La 10è édition du festival sur le Niger s’est ouverte hier, mercredi, par un colloque sur la renaissance africaine et ses enjeux et perspectives, en prélude à cette grande manifestation culturelle.
La cérémonie d’ouverture s’est déroulée au Centre culturel Kôrè de Sébougou, nouvellement rebaptisé du nom du célèbre anthropologue, ethnologue et traditionnaliste malien, Youssouf Tata Cissé, sous la présidence de Thierno Boubacar Cissé, le gouverneur de la Région de Ségou. C’était en présence notamment de Mamou Daffé, le directeur du festival, Siaka Dembélé, le président de l’Assemblée régionale, Ousmane Simaga le maire de Ségou. Certains intervenants comme Ousmane Sy, ancien ministre et ancien directeur de cabinet de la présidence, Abdoulaye Diop, le directeur du Bureau Afrique du Programme alimentaire mondial (PAM), Célestin Tangou de l’Université de Yaoundé et Yacouba Konaté, professeur de l’Université d’Abidjan et directeur du Marché africain des arts du spectacle d’Abidjan (MASA), étaient aussi présents.
Youssouf Tata Cissé qui donne son nom au centre culturel est né en 1935 à San et s’est éteint le 10 décembre 2013 à Paris. Il a consacré sa vie à la valorisation des traditions africaines, notamment celles du Mali. Eminent chercheur au Centre national de recherche scientifique (CNRS) de France, il faisait régulièrement des communications lors des éditions successives de ce colloque de Ségou.

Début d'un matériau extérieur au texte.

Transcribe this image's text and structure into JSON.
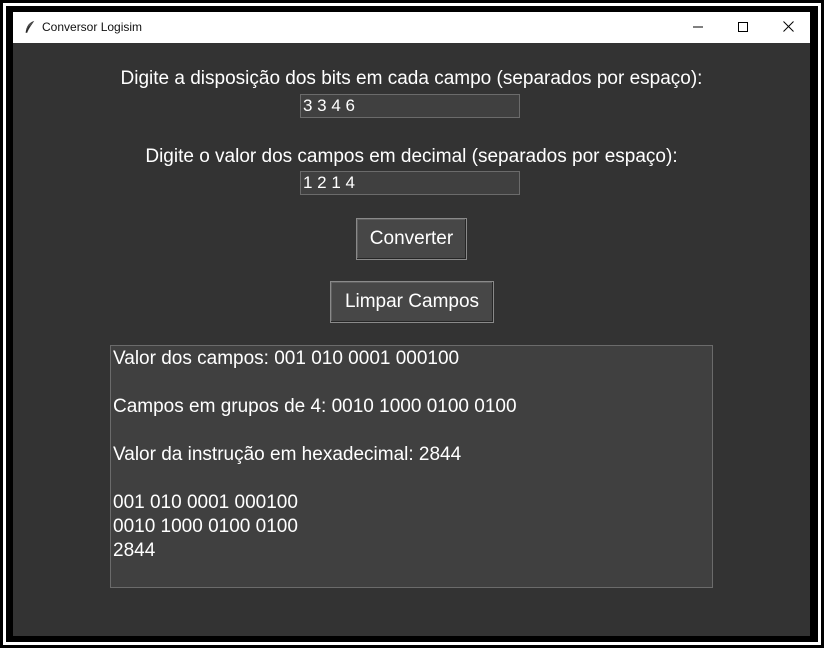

Depuis sa création en 2005, ce colloque, initialement appelé Forum scientifique, rassemble des historiens, chercheurs, ethnologues, sociologues, philosophes, romanciers. Des intellectuels venus de nombre de pays d’Afrique et du reste du monde afin de débattre et faire des propositions concrètes et pratiques sur les problèmes abordés. Après neuf éditions prolifiques et pleines d’enseignements, le colloque de Ségou célèbre cette année sa 10è édition avec le thème : « Renaissance Africaine : enjeux et perspectives », dans une ambiance post-crise, entre le doute et l’espoir avec une forte volonté de réconciliation et de reconstruction du Mali, a souligné Mamou Daffé.
Après la série noire de crises que vient de connaître notre continent, notamment en Côte d’Ivoire, en Guinée, en Lybie et tout récemment au Mali et en République Centrafricaine, il y a lieu de se remettre en cause, d’engager une réflexion profonde sur notre devenir, de repartir sur de nouvelles bases plus solides et plus saines, a-t-il préconisé.
Le concept de Renaissance africaine apparait pour la première fois dans les slogans de l’Association universelle pour le progrès des noirs (UNIA), fondé par l’Africain-jamaïcain Marcus Garvey.
UNIA était un mouvement pour le retour à la terre-mère des descendants d’esclaves déportés aux Amériques qui après l’abolition de l’esclavage étaient confrontés aux Etats-Unis, à des violences perpétrées par le Ku-Klux-Klan. 50 ans après les indépendances des pays africains, ce besoin de renaissance demeure toujours car l’affranchissement du joug colonial n’a pas permis un réel décollage économique et social. Même l’Union africaine (UA) a choisi le thème « Panafricanisme et de Renaissance africaine » pour la célébration de son 50è anniversaire en 2013.
Pour le directeur du Festival sur le Niger, ce concept est d’actualité pour le Mali qui se relève difficilement de sa chute. Après 50 ans d’indépendance révolus, malgré leurs ressources, de nombreux pays d’Afrique peinent à trouver le chemin du progrès. Ils manquent de repères pour s’être détournés de leurs valeurs culturelles au profit de modèles exogènes de développement.
Cette Renaissance africaine, si nous la voulons totale, définitive, doit tenir compte de toutes les erreurs du passé pour se tourner résolument vers un développement endogène, en s’inspirant certes des modèles de développement existants, mais surtout en y intégrant des valeurs propres à nous. En somme, en opérant une rupture mentale avec les complexes du passé.